Di dalam perjalanan sejarah, kita dapati banyak teladan dari Rasulullah ﷺ dan para sahabatnya. Salah satu kisah yang penuh hikmah adalah ketika terjadi Perang Uhud. Pada saat itu Rasulullah ﷺ memegang sebilah pedang dan bertanya kepada para sahabat: “Siapa yang mau mengambil pedang ini dariku?” Mendengar pertanyaan tersebut, hampir semua sahabat berebut mengangkat tangan dan berkata: “Saya, ya Rasulullah.”
Namun Rasulullah ﷺ kemudian melanjutkan dengan pertanyaan kedua: “Siapa yang mau mengambil pedang ini dengan haknya?” Sejenak suasana menjadi hening. Tak ada sahabat yang berani menjawab, karena mereka memahami bahwa maksud Rasulullah ﷺ bukan sekadar menerima pedang, tetapi menggunakan pedang itu dengan penuh tanggung jawab di medan perang.
Hingga akhirnya seorang sahabat mulia bernama Abu Dujanah رضي الله عنه berdiri dan berkata dengan tegas: “Saya akan mengambilnya dengan haknya.” Maka Rasulullah ﷺ pun memberikan pedang tersebut kepadanya. Abu Dujanah benar-benar membuktikan ucapannya. Beliau berjuang di medan perang dengan gagah berani, hingga tubuhnya penuh luka dan akhirnya syahid.

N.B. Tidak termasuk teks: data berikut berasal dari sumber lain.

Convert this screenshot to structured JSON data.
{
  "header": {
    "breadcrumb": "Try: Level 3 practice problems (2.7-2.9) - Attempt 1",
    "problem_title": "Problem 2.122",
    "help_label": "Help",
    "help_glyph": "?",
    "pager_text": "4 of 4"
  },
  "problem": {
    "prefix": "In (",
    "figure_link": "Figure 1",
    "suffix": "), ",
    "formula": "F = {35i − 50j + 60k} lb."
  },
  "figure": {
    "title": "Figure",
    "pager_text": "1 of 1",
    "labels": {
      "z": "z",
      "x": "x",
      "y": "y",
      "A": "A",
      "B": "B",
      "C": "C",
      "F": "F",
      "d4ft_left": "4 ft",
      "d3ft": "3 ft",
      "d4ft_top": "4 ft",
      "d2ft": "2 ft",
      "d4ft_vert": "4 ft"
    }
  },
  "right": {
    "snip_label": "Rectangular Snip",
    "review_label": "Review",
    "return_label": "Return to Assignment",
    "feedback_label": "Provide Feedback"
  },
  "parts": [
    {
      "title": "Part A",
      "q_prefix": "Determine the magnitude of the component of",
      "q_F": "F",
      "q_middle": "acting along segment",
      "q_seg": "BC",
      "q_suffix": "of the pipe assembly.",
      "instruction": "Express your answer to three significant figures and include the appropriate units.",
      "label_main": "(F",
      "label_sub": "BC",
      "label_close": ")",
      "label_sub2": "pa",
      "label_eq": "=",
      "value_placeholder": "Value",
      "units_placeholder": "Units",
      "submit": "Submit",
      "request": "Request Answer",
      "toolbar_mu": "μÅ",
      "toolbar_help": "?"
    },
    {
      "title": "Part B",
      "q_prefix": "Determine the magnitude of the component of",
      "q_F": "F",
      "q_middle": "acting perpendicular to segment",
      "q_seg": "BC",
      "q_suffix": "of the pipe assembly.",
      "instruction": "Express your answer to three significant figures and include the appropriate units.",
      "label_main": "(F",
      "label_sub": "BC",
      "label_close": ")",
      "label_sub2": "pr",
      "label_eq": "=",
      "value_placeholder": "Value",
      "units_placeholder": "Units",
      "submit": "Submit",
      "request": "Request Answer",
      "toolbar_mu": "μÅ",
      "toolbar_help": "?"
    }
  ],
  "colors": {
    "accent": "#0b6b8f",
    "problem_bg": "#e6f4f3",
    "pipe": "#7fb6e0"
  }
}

Dari kisah ini, kita belajar bahwa sebuah peran bukan hanya soal kemauan, tetapi juga soal kesanggupan menunaikan haknya. Rasulullah ﷺ mengajarkan bahwa menerima amanah berarti siap untuk totalitas dalam melaksanakan tanggung jawab, bukan setengah hati atau sekadar formalitas.
Inilah yang dimaksud dengan menunaikan hak. Pedang bukan sekadar benda untuk disimpan atau dipajang, tetapi senjata yang harus digunakan dengan benar di medan jihad. Begitu pula setiap amanah yang diberikan kepada kita, baik sebagai suami, istri, orang tua, anak, atau pemimpin, semuanya memiliki hak yang harus ditunaikan.
ﷲ mengingatkan kita dalam Al-Qur’an tentang amanah ini. Dalam surah Al-Ahzab ayat 72 disebutkan: “Sesungguhnya Kami telah menawarkan amanat kepada langit, bumi, dan gunung-gunung, maka semuanya enggan untuk memikul amanat itu dan mereka khawatir akan mengkhianatinya, dan dipikullah amanat itu oleh manusia. Sesungguhnya manusia itu amat zalim dan amat bodoh.”
Ayat ini menegaskan bahwa manusia menerima amanah yang sangat berat. Maka tidak pantas bagi kita untuk hanya melihat sisi enaknya saja dari sebuah peran, tanpa memahami hak-hak yang harus ditunaikan. Seorang suami tidak cukup hanya mengaku mencintai istrinya, tetapi ia harus memenuhi hak-hak istrinya dengan sebaik-baiknya. Seorang istri tidak cukup hanya bangga menjadi pendamping suami, tetapi ia harus berusaha menunaikan hak-hak suaminya dengan penuh kesungguhan.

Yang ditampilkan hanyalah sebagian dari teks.